Crypto M&A is surging as crypto prices decline—a mix that can turn signed deals into battlegrounds.
In Q3 2025, M&A deal values jumped more than 3,300% year-over-year, and the industry notched 217 transactions in the first three quarters of 2025 alone, roughly double the same period in 2024. Deal activity is so far expected to continue apace into Q4. Yet this wave of deal activity now confronts weakening prices. Over the past month and a half, Bitcoin has fallen more than 25% from its all-time high in early October. Analysts warn that macroeconomic conditions and other crypto-specific forces could trigger a deeper correction across digital-asset markets.
That combination—falling prices and rising deal volume—can put pressure on existing transactions, especially in the crypto sector. Certain crypto service providers could face waning business prospects. And unlike most sectors, crypto-related companies often hold significant digital-asset “treasuries,” meaning their valuations fluctuate not only with demand for their products or services, but also with token prices. As those prices drop, treasuries shrink, growth initiatives get cut, and counterparties may become distressed mid-deal. At the same time, new distressed sellers may enter the market, causing buyers to rethink their objectives. Whether a buyer can walk away can then become a dispute.
We’ve seen this story before. And not just in digital assets. When markets plunged in early 2020 as COVID hit, both buyers and sellers came to regret deals negotiated before COVID. Lawsuits quickly ensued, with buyers seeking to enforce rights to avoid deals and sellers seeking to enforce closings. Quinn Emanuel served as lead trial counsel in the first two such cases to reach trial.

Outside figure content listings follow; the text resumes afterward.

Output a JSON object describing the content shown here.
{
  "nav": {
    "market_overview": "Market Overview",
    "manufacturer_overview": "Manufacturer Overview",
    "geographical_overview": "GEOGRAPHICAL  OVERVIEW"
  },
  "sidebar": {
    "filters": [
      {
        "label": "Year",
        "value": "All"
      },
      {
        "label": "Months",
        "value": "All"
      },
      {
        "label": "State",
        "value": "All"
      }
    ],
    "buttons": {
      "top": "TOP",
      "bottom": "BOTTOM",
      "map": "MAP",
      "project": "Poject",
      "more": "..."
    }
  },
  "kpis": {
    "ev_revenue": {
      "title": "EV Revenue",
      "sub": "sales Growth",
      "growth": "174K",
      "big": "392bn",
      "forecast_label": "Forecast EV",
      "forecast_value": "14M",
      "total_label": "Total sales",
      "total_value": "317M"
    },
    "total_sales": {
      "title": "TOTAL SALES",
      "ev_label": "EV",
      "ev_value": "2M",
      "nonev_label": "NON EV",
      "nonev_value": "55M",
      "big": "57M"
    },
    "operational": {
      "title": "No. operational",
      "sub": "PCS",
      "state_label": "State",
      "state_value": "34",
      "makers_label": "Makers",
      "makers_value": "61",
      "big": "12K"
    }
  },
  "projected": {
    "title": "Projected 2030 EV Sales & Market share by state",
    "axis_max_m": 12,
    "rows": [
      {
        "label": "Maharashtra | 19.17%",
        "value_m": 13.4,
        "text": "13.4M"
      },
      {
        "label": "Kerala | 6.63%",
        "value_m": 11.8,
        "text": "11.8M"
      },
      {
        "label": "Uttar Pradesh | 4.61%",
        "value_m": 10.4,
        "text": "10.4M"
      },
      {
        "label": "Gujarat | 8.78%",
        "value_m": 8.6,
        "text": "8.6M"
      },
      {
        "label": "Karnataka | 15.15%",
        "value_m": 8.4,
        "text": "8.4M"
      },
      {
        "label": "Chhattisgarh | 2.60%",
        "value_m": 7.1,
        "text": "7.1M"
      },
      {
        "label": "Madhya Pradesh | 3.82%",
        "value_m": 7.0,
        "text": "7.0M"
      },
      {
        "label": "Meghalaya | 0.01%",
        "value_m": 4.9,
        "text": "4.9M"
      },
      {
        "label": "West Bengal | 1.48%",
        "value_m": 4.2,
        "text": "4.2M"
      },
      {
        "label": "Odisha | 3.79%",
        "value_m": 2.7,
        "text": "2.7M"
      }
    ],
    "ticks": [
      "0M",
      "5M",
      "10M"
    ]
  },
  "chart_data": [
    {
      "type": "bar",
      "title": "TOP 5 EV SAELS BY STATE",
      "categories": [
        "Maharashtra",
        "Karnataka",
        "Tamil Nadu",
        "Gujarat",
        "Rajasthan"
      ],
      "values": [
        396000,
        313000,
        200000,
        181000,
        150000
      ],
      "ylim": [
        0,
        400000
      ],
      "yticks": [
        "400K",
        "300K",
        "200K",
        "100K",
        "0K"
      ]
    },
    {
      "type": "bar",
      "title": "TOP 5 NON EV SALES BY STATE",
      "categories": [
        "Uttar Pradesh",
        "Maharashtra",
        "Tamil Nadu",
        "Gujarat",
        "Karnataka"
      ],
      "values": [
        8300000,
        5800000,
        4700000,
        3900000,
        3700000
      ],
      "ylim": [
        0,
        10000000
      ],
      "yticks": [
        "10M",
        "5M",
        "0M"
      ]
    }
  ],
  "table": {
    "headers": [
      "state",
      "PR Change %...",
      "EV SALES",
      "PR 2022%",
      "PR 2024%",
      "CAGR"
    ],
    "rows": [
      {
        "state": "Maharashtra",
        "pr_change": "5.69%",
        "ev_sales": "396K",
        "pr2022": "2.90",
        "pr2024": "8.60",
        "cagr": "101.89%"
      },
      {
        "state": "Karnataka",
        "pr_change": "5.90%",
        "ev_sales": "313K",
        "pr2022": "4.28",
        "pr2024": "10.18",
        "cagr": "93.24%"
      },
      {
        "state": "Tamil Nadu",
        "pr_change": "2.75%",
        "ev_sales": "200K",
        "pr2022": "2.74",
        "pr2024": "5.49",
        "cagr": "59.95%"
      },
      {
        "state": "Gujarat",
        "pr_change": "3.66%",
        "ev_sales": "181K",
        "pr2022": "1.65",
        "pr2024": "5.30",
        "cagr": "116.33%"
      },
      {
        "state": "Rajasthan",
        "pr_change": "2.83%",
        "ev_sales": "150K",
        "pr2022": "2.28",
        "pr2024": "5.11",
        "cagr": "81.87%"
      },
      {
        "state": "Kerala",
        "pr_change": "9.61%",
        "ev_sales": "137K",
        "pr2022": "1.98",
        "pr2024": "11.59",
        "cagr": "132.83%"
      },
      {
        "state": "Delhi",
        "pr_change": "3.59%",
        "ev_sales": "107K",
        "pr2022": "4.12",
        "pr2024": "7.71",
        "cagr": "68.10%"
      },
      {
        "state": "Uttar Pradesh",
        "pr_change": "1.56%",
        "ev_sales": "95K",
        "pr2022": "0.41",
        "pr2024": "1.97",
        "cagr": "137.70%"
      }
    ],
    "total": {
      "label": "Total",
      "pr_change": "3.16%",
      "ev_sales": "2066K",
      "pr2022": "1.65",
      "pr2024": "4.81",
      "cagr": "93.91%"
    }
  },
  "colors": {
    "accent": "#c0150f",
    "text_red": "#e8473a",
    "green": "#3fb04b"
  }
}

In the first trial, we prevailed for the buyer, securing the right to walk away from an acquisition after the seller altered its hotel operations in a way that breached the agreement. That breach excused our client from closing a $5.8 billion deal. The court ordered the return of a $586 million deposit, plus more than $33 million in legal fees and costs and more than $30 million in interest.
In the second trial, we secured a complete victory for the seller. The buyer attempted to walk from a $550 million transaction after causing its own financing to fail, but the court rejected the effort. Calling the bid “buyer’s remorse” and a “victory for deal certainty,” the court established a leading precedent under Delaware’s prevention doctrine, holding that a buyer cannot escape a deal when it causes its committed financing to fail.
It is too early to know whether recent market swings are temporary or the beginning of a longer downturn. But if prices continue to decline and deal activity remains high, it sets the stage for a COVID busted-deal sequel, this time in crypto. When M&A counterparts hit these kinds of crossroads, early legal involvement can protect clients even before a dispute crystallizes. Counsel experienced in contested M&A can evaluate agreements, diligence checkpoints, and communication strategy, and can assess generally which exit ramps remain open—and how to use them or close them.